Eles não admitem isso, mas a equipe que existia antes da nova equipe não se deu bem. Eles correram para criar algo, e muitas vezes tiveram que acelerar demais, mas a pressa os obrigou a pensar rapidamente. Precipitadamente, até. Mas a escolha de abandonar quase tudo relacionado ao antigo Digg é uma das coisas mais inteligentes a se fazer, mesmo que fosse a mais rápida. O Digg estava fadado ao colapso, mesmo que o Reddit nunca tivesse aparecido: “o Digg era um produto incrível quando eram apenas algumas centenas de pessoas”, nota Levine. Então tudo isso foi para o lixo:
“Quando ele ficou maior, o que emergiu foi essa estranha dicotomia entre um grupo de heavy users que viam, tratavam e participavam do como uma comunidade, e havia o resto da audiência. Conforme a audiência crescia, os incentivos para spam e abusos levavam mais e mais tráfego do que sites como o Gizmodo – isso se tornou maior do que os incentivos para o engajamento positivo e significativo com outros participantes da comunidade.”

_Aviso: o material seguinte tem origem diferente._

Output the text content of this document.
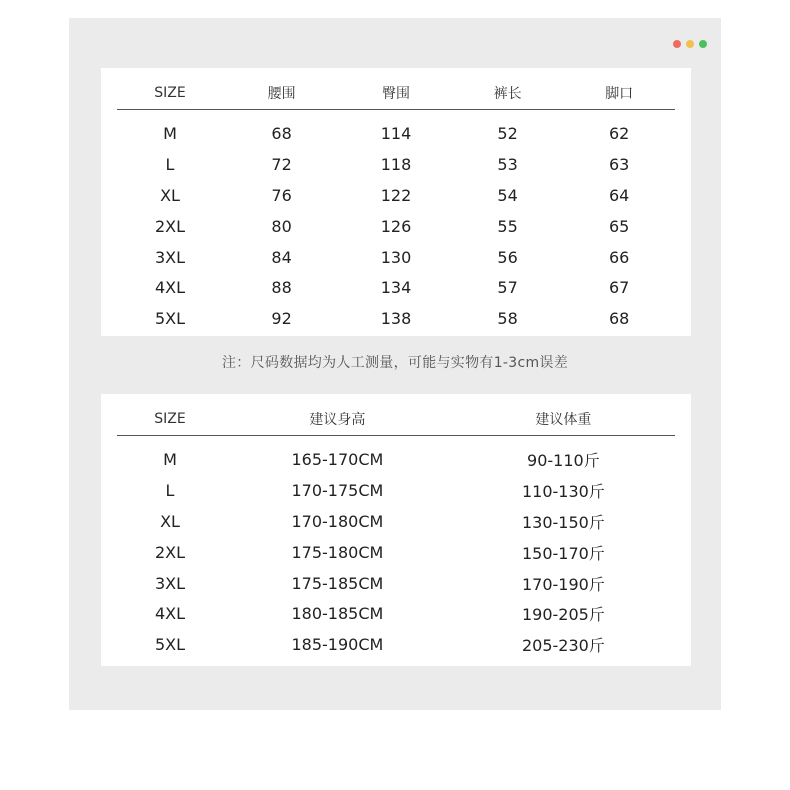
SIZE	腰围	臀围	裤长	脚口
M	68	114	52	62
L	72	118	53	63
XL	76	122	54	64
2XL	80	126	55	65
3XL	84	130	56	66
4XL	88	134	57	67
5XL	92	138	58	68
注：尺码数据均为人工测量，可能与实物有1-3cm误差
SIZE	建议身高	建议体重
M	165-170CM	90-110斤
L	170-175CM	110-130斤
XL	170-180CM	130-150斤
2XL	175-180CM	150-170斤
3XL	175-185CM	170-190斤
4XL	180-185CM	190-205斤
5XL	185-190CM	205-230斤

Aquela versão do Digg não irá voltar. E essa nova versão do Digg pode cair na escuridão como seu predecessor. Mas agora, mesmo competindo com o Reddit, Facebook e outras super forças, o Digg tem o mesmo apelo – não é simplesmente votar em histórias ou remover alguém com um polegar negativo. É o fato de que isso foi e pode ser um destino, um lugar onde você possa encontrar as coisas interessantes que você enviou para outras pessoas. Se o Digg pode ter novamente o controle da internet, isso é uma incógnita – mas se ele conseguir, será por meio de uma mistura de abraçar e rejeitar sua própria alma.